Senhora Olena deu uma risada ao ouvir isso:

“Um cavaleiro pioneiro sem terras, por mais que se agite, acha mesmo que escapará do nosso domínio? Além disso, saber conduzir vassalos, fazê-los lutar por nós com prazer, é uma arte. Já que Samwell foi armado cavaleiro por você, é uma ótima oportunidade para exercitar suas habilidades.”

“Eu nem mereço armar cavaleiros, só fiz em nome do pai...” Marguerite murmurou, um pouco constrangida, então agarrou o braço da avó, manhosa: “Vovó, me ensine. Se Samwell se acostumar a pedir mais e mais, o que faço? Não posso sempre lhe dar dinheiro, não é?”

“Por isso você precisa estabelecer regras, e não deixar que ele te conduza.”

“Como faço isso?”

“O jeito mais simples é dar a ele uma quantia fixa por mês, não importa quanto peça. Se quiser algo mais elaborado, pode estipular recompensas e punições: se o progresso nas terras pioneiras for bom, ele recebe um prêmio; se não avançar, desconta-se do pagamento. O importante é que o controle esteja sempre com você, não que toda vez que ele pedir, você ceda.”

“Entendi.” Marguerite balançou a cabeça, determinada. “Vovó, como pretendia lidar com Samwell antes?”

“Antes, achei que Samwell era um covarde fácil de controlar com mão firme. Agora, vejo que esse método não funcionará. Mas não se preocupe; como as plantas buscam o sol, as pessoas buscam o interesse próprio. Sabendo manipular esse fio, você pode controlar qualquer um, especialmente alguém ambicioso e inteligente como Samwell.”

Os olhos de Marguerite brilhavam de animação, mas junto vinha certa apreensão:

“Vovó, por que mandou Samwell para aquela região? Só imaginei que fosse para lidar com Dorne, mas não entendi o método. Por isso, estou preocupada em prejudicar seus planos.”

“Não entendeu como enfrentar Dorne?” Senhora Olena incentivou com paciência.

Marguerite balançou a cabeça.

“Então pense: como o Trono de Ferro fez Dorne se submeter?”

“Com um casamento.”

“O casamento foi o resultado, não a causa. Se bastasse casar para conquistar um reino, para que exércitos? Sem Daren I tomar Lançassolar e destruir o sonho de independência dos dornienses, a Casa Martell jamais teria aceitado enviar a princesa Myriah para Porto Real.

Pense bem: o ‘Conquistador’ Aegon I, mesmo com três dragões, não conquistou Dorne. Por que, então, Daren I conseguiu esse feito depois que os dragões se extinguiram?”
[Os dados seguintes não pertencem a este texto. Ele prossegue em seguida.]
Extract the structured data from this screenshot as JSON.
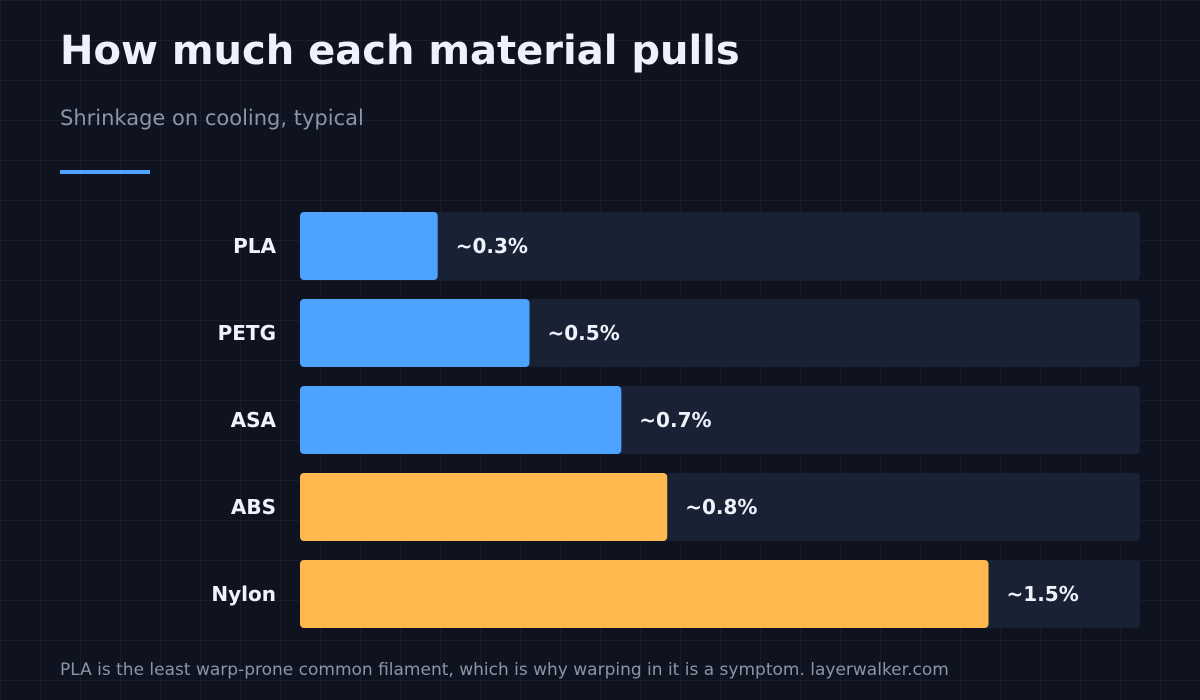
{
  "header": {
    "title": "How much each material pulls",
    "subtitle": "Shrinkage on cooling, typical"
  },
  "colors": {
    "accent": "#4da3ff",
    "blue": "#4da3ff",
    "orange": "#ffb84d",
    "track": "#192134"
  },
  "chart_data": {
    "type": "bar",
    "orientation": "horizontal",
    "title": "How much each material pulls",
    "subtitle": "Shrinkage on cooling, typical",
    "xlabel": "",
    "ylabel": "",
    "unit": "%",
    "xlim": [
      0,
      1.83
    ],
    "grid": false,
    "categories": [
      "PLA",
      "PETG",
      "ASA",
      "ABS",
      "Nylon"
    ],
    "values": [
      0.3,
      0.5,
      0.7,
      0.8,
      1.5
    ],
    "labels": [
      "~0.3%",
      "~0.5%",
      "~0.7%",
      "~0.8%",
      "~1.5%"
    ],
    "bar_colors": [
      "#4da3ff",
      "#4da3ff",
      "#4da3ff",
      "#ffb84d",
      "#ffb84d"
    ]
  },
  "footer": {
    "note": "PLA is the least warp-prone common filament, which is why warping in it is a symptom. layerwalker.com"
  }
}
Marguerite mergulhou em reflexão e, após um tempo, arriscou: “Os rios?”

“Exato! Com as Montanhas Vermelhas como barreira natural, conquistar Dorne por terra é quase impossível. Os rios são a chave que abre as portas de Dorne.”
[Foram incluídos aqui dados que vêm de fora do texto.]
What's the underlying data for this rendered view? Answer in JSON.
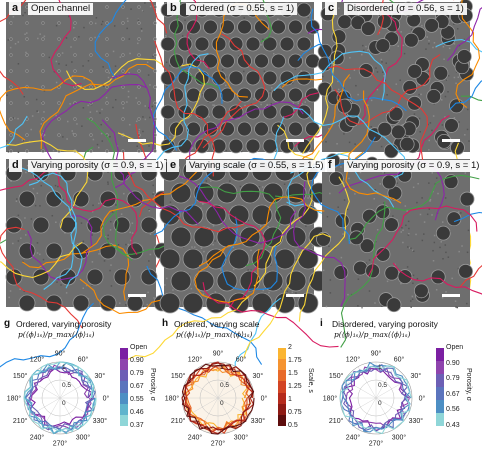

Marguerite ainda parecia confusa: “Então foi por isso que sugeriu que Samwell desbravasse terras perto da foz do Rio Rápido? Mas, vovó, o que exatamente fazer lá?”

“Não tenha pressa. A maior virtude de um bom jardineiro é a paciência. Após plantar a semente no lugar certo, basta regar e adubar; o tempo se encarregará do resto.” Senhora Olena disse calmamente. “Além disso, Todd me contou que Samwell disse ser capaz de realizar negócios sérios até mesmo naquela terra árida das Montanhas Vermelhas. Estou curiosa para ver que surpresa ele nos reserva.”